寒窗苦讀,紀甯以前是經曆過,在來到這世界後,他的寒窗苦讀更多的不是去學習書本上的知識,而是去試着寫文章,讓自己的文筆更類似于一個生活在這時代的讀書人。
夜半三更,紀甯正準備去休息,突然感覺到一個黑影似乎在院子裏晃動了一下。
他的警覺性很高,也是因爲他的院子裏經常會有一些高來高去的人打攪的緣故,他沒有去驚動雨靈和林娟兒,而是緩緩走到了屋門口,打開門,便見到一個黑影立在院牆上。
北風有些凜冽,衣袂飄然中,紀甯還真有種見到了仙女的錯覺,但等他看清楚來人之後,心中便會有一種異樣的情緒在波動,這個人不是旁人,正是在這世界上,跟他有過一次肌膚之親,也是他來此之後唯一發生關系的女人。
上官婉兒。
因爲上官婉兒來的太突然,紀甯之前都沒預演過這情節,使得他一時都不知該說什麽好。
反倒是上官婉兒先走過來,突然舉起長劍,指在了紀甯的脖頸上。
“上官小姐,這是作何?”紀甯皺眉道。
“你以爲,是因爲某些事,我要殺你嗎?”上官婉兒說此話時,她臉色也變了變,可惜紀甯沒法看的清楚,畢竟是月黑風高的夜晚,“一些事,到底情由如何,我心知肚明,不會去計較。但你助纣爲孽,幫賊人将甲骨文祭文帶走,那就是你的過錯,我是爲此事而來!”
紀甯這才知道是怎麽回事,他點頭道:“沒錯,當日是我将甲骨文祭文遺落在枯井之中,讓那些人找到!”
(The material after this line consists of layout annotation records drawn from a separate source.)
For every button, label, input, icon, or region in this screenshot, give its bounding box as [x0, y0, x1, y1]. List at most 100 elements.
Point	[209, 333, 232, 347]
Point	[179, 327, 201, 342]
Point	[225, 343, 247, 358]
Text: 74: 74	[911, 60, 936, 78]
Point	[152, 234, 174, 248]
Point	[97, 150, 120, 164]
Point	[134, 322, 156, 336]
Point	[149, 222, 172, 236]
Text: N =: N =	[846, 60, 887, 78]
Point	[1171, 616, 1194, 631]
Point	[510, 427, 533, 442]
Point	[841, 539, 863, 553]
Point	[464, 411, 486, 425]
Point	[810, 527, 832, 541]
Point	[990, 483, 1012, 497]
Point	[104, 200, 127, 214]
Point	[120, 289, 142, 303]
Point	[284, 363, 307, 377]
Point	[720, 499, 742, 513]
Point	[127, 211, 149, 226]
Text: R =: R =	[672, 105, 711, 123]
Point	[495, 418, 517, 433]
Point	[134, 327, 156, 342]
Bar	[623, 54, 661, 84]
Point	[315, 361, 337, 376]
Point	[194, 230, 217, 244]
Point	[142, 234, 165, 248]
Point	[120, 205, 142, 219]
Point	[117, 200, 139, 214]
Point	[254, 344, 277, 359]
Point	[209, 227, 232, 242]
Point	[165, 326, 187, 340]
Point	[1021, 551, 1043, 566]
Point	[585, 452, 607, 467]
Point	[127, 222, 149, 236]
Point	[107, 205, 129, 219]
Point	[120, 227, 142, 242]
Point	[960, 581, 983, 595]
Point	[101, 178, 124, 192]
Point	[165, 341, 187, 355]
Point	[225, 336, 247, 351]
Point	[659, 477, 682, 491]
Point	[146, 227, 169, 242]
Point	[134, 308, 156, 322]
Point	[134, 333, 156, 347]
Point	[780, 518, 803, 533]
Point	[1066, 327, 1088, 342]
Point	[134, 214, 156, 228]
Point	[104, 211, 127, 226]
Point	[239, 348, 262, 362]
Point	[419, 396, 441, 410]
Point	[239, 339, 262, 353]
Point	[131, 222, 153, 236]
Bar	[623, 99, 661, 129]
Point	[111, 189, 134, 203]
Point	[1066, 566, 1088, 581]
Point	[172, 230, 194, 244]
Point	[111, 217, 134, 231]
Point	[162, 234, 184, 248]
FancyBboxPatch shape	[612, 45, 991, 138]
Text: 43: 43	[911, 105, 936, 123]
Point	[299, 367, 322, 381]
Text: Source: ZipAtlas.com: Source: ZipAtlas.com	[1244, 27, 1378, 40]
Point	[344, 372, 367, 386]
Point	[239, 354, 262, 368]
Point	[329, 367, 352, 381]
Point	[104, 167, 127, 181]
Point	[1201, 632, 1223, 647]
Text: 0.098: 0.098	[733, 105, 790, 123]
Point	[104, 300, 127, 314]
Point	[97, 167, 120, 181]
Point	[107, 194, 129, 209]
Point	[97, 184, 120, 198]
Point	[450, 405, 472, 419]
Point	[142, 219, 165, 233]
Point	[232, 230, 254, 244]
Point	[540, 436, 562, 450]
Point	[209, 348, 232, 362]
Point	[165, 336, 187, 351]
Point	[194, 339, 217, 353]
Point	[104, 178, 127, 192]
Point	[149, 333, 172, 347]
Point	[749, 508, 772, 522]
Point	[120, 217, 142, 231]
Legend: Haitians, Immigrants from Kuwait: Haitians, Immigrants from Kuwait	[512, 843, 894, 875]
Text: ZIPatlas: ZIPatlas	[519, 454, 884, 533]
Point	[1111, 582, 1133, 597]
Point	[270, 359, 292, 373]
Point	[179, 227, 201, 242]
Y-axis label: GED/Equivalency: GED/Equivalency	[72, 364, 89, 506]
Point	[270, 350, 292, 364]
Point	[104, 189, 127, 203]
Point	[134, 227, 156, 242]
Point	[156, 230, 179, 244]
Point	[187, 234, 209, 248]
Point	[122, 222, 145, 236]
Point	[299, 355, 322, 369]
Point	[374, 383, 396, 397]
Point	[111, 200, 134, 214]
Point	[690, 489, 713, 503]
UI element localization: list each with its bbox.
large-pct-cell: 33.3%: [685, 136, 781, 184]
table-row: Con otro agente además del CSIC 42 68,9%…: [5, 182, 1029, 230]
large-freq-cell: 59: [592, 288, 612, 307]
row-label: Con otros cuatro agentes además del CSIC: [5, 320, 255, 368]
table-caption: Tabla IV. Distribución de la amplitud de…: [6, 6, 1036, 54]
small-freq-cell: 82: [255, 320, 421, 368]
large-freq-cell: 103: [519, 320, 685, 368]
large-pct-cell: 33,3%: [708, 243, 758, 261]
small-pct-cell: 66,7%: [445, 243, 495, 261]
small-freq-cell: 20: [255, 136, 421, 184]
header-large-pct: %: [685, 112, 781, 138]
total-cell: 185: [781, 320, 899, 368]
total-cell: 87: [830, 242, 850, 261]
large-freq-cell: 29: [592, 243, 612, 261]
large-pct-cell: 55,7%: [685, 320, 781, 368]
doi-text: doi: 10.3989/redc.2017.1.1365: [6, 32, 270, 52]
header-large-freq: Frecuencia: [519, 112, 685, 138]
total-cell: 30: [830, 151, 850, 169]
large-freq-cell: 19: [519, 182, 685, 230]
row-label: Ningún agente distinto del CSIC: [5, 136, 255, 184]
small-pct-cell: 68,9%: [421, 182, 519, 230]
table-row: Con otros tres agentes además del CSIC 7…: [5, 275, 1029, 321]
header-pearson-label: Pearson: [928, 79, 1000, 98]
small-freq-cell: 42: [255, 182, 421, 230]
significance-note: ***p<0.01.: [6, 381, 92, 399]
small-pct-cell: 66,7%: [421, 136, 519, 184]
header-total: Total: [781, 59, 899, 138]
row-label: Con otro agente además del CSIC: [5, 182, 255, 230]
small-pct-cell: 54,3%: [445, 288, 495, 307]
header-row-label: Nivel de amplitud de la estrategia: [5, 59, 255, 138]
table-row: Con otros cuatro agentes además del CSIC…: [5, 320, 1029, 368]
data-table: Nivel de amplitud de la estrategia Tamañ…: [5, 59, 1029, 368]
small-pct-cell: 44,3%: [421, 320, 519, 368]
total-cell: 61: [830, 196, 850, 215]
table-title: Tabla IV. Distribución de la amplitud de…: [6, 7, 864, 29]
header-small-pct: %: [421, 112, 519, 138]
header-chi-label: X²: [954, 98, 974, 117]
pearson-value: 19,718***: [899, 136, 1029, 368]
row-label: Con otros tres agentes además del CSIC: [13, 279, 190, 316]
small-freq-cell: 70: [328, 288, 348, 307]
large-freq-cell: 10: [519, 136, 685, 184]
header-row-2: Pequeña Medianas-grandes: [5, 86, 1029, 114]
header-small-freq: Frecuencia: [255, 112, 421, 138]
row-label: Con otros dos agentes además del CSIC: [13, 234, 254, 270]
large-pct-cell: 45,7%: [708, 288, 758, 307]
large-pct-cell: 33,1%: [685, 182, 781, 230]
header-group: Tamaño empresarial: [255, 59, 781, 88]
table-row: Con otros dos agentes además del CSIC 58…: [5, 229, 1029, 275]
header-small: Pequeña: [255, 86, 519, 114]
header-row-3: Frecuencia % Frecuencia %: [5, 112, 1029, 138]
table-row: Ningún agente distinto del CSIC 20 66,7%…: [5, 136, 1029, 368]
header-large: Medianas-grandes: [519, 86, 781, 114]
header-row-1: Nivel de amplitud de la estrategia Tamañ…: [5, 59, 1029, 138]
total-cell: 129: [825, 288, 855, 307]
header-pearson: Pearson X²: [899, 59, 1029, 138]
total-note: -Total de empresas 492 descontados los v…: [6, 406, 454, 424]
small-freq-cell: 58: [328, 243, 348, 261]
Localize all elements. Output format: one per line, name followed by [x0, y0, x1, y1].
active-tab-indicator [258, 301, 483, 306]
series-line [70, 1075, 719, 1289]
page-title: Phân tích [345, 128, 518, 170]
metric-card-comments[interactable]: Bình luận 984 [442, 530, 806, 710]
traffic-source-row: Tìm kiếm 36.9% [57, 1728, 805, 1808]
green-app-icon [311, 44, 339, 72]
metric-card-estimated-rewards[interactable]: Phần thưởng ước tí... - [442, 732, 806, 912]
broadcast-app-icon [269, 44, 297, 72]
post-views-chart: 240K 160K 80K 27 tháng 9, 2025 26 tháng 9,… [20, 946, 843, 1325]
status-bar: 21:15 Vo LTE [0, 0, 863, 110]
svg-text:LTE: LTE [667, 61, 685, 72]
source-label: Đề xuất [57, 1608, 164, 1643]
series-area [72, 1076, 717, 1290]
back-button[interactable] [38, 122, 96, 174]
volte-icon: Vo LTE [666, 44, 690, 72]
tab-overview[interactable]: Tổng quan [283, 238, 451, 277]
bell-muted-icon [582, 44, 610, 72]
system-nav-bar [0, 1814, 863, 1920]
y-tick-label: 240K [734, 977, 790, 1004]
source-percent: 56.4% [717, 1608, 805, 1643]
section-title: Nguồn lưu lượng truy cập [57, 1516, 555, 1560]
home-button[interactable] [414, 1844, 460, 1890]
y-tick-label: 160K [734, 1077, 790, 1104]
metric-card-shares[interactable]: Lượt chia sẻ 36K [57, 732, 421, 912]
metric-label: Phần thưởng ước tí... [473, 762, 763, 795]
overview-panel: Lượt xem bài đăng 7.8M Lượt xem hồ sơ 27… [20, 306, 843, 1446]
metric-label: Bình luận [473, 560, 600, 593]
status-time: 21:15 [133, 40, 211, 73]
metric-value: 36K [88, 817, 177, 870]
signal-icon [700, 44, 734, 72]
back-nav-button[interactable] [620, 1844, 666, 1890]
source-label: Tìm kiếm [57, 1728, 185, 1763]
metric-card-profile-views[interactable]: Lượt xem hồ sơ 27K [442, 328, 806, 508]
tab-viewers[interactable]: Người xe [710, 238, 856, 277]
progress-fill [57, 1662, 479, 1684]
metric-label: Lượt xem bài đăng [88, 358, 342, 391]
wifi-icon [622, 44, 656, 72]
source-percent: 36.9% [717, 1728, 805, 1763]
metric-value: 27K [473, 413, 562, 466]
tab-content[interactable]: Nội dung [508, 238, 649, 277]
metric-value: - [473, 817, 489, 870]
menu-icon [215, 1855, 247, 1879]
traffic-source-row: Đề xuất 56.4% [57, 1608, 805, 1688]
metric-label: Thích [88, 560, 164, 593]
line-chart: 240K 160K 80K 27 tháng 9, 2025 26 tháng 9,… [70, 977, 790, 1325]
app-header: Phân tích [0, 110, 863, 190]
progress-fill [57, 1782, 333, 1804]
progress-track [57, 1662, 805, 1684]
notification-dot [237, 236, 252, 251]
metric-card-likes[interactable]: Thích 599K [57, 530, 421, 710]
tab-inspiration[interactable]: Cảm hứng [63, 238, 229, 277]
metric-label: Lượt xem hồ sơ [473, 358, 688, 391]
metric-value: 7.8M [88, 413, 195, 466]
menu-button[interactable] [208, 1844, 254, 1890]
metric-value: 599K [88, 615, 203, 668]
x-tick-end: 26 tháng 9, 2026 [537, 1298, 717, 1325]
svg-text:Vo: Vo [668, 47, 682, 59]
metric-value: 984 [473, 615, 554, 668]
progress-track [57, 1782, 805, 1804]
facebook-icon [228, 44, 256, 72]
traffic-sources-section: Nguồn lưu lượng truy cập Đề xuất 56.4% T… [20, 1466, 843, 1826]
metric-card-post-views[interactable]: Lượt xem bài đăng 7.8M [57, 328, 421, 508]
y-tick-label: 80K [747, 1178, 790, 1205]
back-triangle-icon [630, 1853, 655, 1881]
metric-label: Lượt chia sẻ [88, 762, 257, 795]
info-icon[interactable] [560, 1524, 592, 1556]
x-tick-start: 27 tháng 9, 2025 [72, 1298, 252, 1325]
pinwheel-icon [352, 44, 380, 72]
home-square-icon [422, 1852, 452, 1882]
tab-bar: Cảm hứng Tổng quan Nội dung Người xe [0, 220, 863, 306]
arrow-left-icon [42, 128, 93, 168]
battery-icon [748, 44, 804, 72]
“你承認了嗎?”上官婉兒似乎很氣憤,“我以爲你會繼續抵賴,沒想到你會如此坦然承認,紀甯,想你堂堂的正人君子,也會做出這種見不得人的勾當嗎?這麽做,對你有什麽好處?”
被人指責,紀甯本來是可以爲自己解釋的,但他現在還不知道上官婉兒來京城的目的。
或者說,他還不知道上官婉兒現在到底是在爲誰做事。
紀甯道:“要殺要剮,悉聽尊便!”
上官婉兒瞪着紀甯,許久之後,她終于洩氣,将長劍也放下來,不由咳嗽兩聲。紀甯關切道:“沒事吧?”
“我的死活,也不用你管。”上官婉兒斥責道,“本以爲你是正人君子,沒想到你卻是個蠅營狗苟的小人,當我之前看錯你……咳咳!”
過了一個多月,上官婉兒的身體仍舊沒痊愈,紀甯上前道:“既然身體沒恢複,就别到處走,真以爲自己是女俠,可以做到無堅不摧?”
“你說什麽?”上官婉兒瞪着“多管閑事”的紀甯。
紀甯直接拿住上官婉兒的手腕,仔細探了一下脈搏,看樣子是在查看上官婉兒的傷情,但其實他是在探查上官婉兒是否懷有他的骨肉,他可不想讓自己的骨肉遺落在這麽一個來去無蹤的女人身上,而且他清楚知道,當日上官婉兒委身給他的時候,還是第一次。